Giles Wilkes worked as four years as special adviser to Vince Cable at the Department of Business, Innovation and Skills, having previously worked on the margins of the financial markets. He now writes about business and economics for the Financial Times.
‘Puerile’ .. ‘delusional’ …’Simple: because broadening the market is good’
It’s not often one gets to read something quite so arrogant, myopic and in some places downright stupid. There are clearly arguments on both sides. Much depends on the time horizons. Even if one accepts the logic of economists that growth for growth’s sake is the only game in town, there are very good reasons for thinking that the EU may implode under the weight of its own contradictions anyway – in which case getting out early might be quite sensible. This is not primarily an economic arena. It is about politics, identity and emotion. But beyond that, the idea that the ever expanding market is the answer to all problems is so stupid it would be comical – were it not for the fact that economists are prone to drink gallons of their own cool aid. Polanyi predicted nearly 50 years ago that left to its own devices the market would erode and destroy the social and ecological preconditions of any good society. Trouble is he has never been on the reading list of the most insular of the social sciences. Giles Wilkes I salute the uncompromising tunnel quality of your vision. I was genuinely undecided. You have just made up my mind. Brexit it is.
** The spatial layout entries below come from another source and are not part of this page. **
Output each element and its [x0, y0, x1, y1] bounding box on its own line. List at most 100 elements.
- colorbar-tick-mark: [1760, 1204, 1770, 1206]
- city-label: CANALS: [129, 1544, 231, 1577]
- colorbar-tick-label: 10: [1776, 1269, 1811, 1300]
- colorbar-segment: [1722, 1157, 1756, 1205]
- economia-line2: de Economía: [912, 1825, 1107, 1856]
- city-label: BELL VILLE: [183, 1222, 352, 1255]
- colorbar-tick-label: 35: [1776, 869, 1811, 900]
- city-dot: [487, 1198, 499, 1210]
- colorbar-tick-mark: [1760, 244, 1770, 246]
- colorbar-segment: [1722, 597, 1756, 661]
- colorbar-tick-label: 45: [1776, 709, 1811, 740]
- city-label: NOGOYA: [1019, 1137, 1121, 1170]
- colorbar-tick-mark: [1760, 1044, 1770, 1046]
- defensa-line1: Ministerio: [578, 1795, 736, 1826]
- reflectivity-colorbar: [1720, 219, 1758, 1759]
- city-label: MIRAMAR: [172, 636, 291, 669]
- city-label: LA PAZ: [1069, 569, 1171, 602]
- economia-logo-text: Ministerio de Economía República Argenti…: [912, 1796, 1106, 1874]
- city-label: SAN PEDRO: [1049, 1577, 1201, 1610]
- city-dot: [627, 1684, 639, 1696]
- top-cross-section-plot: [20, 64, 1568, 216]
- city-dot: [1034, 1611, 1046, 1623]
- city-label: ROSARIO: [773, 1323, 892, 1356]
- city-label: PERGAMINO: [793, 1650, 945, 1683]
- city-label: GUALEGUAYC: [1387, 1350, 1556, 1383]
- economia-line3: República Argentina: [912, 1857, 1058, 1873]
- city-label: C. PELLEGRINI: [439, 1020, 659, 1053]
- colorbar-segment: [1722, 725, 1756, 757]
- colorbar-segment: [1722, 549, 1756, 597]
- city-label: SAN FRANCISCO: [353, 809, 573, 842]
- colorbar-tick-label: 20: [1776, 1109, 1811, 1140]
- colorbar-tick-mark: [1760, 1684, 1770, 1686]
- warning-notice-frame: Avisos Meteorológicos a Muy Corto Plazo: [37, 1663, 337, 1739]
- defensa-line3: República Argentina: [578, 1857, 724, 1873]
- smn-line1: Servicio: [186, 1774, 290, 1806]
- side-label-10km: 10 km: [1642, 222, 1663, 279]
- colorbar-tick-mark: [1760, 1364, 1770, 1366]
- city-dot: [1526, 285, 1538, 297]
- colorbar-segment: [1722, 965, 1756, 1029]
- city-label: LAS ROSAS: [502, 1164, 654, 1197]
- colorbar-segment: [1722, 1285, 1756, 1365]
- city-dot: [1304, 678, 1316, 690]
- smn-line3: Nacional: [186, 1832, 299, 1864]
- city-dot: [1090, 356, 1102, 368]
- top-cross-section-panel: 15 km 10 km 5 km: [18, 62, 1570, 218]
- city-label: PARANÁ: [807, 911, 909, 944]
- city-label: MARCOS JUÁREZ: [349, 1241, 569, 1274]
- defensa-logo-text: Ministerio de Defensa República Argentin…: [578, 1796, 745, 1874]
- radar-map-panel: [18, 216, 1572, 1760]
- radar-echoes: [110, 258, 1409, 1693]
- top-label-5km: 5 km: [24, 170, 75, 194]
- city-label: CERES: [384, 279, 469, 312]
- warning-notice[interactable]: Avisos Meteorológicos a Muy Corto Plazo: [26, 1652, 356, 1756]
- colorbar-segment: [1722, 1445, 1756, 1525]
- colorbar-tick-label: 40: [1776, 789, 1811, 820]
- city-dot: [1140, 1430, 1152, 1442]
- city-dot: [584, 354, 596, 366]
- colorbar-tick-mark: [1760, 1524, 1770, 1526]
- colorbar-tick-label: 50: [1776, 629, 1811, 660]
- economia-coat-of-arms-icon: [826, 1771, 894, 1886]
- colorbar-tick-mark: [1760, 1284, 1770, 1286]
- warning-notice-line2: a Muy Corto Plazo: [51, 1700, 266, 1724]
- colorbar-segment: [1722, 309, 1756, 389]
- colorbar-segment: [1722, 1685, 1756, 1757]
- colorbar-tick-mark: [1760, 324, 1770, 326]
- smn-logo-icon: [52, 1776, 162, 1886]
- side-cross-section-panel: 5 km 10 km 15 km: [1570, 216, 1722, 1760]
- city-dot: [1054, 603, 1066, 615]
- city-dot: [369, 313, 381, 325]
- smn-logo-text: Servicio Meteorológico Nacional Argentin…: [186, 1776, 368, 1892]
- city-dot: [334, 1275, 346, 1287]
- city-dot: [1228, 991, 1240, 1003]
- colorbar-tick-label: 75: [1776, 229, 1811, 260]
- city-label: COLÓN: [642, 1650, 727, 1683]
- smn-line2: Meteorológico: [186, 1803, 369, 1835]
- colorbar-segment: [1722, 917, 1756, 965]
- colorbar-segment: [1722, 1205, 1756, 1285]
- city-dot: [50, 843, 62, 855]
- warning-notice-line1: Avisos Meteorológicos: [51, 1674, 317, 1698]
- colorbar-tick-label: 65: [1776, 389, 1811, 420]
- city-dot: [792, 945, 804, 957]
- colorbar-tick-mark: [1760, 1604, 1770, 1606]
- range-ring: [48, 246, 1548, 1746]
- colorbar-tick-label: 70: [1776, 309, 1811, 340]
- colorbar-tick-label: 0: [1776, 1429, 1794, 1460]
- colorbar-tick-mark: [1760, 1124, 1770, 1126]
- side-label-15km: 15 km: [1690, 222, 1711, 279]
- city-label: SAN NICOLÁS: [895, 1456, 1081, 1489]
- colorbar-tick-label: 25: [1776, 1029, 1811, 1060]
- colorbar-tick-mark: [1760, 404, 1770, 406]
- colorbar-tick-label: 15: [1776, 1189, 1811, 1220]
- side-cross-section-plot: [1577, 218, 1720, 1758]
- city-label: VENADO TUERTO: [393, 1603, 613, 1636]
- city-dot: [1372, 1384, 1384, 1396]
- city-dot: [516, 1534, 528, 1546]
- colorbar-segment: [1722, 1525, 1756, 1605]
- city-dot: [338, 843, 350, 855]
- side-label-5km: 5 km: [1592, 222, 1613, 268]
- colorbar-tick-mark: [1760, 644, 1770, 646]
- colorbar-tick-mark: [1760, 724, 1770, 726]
………or to accept the opinions of…..”someone who has worked at the margins of the financial markets”.
The EU is just not sound.
We stayed out of the last one [the Latin Monetary Union created in 1854] another wonderful French idea
which was truly delusional.
But, really, to do the same thing again is more than delusional [a good word that, Giles, consider yourself patted on the back].
The EU is not sound.
The EU is owned by the euro-zone.
…or to accept the opinions of…..”someone who has worked at the margins of the financial markets”.
Jim, in Giles’ defence, I believe he worked in probably the only branch of the financial services which plays with its own, rather than its customers’ money, namely the honourable trade of the bookmaker.
Giles, please don’t take this as snide – I’m a fan, particularly of the great butter eating analogy.